ABD ve İsrail gerçekten Suriye üzerinden başka bir plan üzerinden oyun kuruyorsa buna dur diyecek sadece Türk milletidir çok akıllı stratejiler izlemek gerekmektedir, aksi taktirde bu iki katil devlet sınırımızda bir terör devleti kurma yoluna gidecektir, Pakistan’ın bir dönem yaşadığı gibi Ayn-el Arap’ta ve çevresinde yeni bir terör örgütü devleti kurulup bize komşu yapılabilir.
Belirtmem gerekiyor ki ‘’ Türk milleti öldü zanneden leş kargalarının sonu tarih boyunca hep hüsran olmuştur Kuklacıdan medet uman zavallılar bu acı sonu her defasında görecektir, Türkün merhametine sığınmaktan başka yol olmadığını er veya geç anlayacaklardır.’’
Bir de Emevî Camiinde herkesin heveslendiği namaz kılma ritüeli var.
Emevî Camisinde namaz Kılmanın Sırrı Nedir? Emevî camisi de bütün camiler gibi kutsal bir mekân. Ancak bu caminin bir özelliği var. Önceden Vaftizci Yahya kilisesi iken 635'te camiye çevrildi. Aslında 70 yıl hem cami hem kilise olarak kullanıldı. Cuma günleri cuma namazı kılındı, pazar günleri Hıristiyan ayini yapıldı. Daha sonra tümüyle camiye çevrildi.
Bu cami Hıristiyanlığa karşı zafer kazanmanın bir simgesi gibi görülüyor. Öte yandan bu cami adından ötürü Emevîler dönemine duyulan sevgi ve hayranlığın da bir simgesi. Nitekim bu yapı, Emevîler döneminde cami haline getirildi. Yezit, Kerbela'da peygamberimizin torunu Hz. Hüseyin'i katlettirince kafasını getirtti, Şam halkına gösterdi, aşağıladı ve bu daha sonra bu camide sakladı. Dolayısıyla bu cami aynı zamanda Emevî- Haşimi mücadelesinde Emevîlerin "zaferini" simgeliyor. Emevî- Haşimi mücadelesi bir başka ifadeyle tarihte Sünni- Alevi mücadelesi olarak nitelendi.
Siyasal İslamcı, Selefi gruplar Emevî camisini Hem Hıristiyanlığa karşı hem de Şiiliğe ve Aleviliğe karşı kazanılan zaferin simgesi olarak görüyor.
İşte bu nedenle birileri için Emevî camisinde namaz kılmak öbür camilerde namaz kılmaktan başka anlamlar da taşıyor.

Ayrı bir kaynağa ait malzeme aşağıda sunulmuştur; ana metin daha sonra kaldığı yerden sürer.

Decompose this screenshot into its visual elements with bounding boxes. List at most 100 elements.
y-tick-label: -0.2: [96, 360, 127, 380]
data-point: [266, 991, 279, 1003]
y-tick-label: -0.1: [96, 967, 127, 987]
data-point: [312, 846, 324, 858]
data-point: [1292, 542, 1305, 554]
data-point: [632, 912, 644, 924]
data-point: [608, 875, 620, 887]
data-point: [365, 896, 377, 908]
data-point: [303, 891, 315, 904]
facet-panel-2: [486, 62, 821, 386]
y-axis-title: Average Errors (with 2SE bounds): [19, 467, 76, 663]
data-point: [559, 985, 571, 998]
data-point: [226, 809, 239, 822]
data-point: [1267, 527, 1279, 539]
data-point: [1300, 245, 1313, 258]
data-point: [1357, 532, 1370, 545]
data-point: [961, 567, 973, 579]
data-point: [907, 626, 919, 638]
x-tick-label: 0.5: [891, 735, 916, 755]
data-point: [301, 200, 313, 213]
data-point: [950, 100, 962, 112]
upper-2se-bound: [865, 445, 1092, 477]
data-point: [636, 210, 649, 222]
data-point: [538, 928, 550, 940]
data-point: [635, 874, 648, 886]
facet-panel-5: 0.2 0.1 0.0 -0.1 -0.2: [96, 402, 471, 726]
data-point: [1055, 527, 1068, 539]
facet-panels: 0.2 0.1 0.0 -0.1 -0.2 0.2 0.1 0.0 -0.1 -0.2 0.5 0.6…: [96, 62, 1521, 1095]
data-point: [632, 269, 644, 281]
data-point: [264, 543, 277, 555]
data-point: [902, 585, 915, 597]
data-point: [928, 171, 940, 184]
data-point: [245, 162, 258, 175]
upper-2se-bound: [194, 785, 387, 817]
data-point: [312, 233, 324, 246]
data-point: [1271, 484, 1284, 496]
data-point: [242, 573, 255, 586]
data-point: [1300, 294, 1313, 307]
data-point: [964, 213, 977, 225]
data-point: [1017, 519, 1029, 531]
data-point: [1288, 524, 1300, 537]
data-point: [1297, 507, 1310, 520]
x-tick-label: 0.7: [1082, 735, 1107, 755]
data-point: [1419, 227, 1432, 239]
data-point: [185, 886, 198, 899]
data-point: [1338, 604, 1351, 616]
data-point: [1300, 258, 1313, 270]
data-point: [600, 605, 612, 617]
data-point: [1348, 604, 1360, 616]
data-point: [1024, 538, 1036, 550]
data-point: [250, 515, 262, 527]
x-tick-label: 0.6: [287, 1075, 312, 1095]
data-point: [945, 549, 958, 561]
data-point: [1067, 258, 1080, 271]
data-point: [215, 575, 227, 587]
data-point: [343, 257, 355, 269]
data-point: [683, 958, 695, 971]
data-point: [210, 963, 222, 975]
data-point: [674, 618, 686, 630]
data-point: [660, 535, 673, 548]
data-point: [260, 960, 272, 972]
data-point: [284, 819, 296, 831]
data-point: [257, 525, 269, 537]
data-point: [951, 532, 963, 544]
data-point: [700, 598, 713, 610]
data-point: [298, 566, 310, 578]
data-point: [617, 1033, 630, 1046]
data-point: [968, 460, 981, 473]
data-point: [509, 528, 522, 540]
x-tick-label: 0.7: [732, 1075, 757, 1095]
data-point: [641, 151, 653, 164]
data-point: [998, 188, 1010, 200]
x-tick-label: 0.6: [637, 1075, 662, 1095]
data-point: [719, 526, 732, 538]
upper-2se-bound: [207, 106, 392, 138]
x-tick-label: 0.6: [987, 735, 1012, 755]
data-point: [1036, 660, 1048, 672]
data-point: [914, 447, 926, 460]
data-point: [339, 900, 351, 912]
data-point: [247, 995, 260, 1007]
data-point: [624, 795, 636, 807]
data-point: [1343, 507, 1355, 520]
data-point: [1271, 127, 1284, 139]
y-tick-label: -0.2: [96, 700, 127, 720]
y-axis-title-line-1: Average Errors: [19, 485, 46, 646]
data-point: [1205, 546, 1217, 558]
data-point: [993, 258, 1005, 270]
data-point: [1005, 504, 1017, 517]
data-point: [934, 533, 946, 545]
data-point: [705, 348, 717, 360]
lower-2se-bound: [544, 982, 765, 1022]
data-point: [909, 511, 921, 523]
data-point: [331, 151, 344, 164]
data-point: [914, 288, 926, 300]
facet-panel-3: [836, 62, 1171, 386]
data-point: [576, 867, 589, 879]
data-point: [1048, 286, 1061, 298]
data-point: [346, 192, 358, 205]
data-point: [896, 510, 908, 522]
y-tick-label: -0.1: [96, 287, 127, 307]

Mezopotamya, Ortadoğu Suriye ve dolayısı ile Türkiye gelecekte yaşanan olaylardan nasıl etkilenecek ve gelişmeler nasıl olacak göreceğiz ancak bu süreçte eli tetikte dikkatli bir şekilde izleyecektir gelişmeleri aksi taktirde Ortadoğu’nun haritalarının çizildiği bu dönem karşımıza istemediğimiz sürprizler çıkarabilir.
Değerli okuyucularımıza selam ve saygılarımla.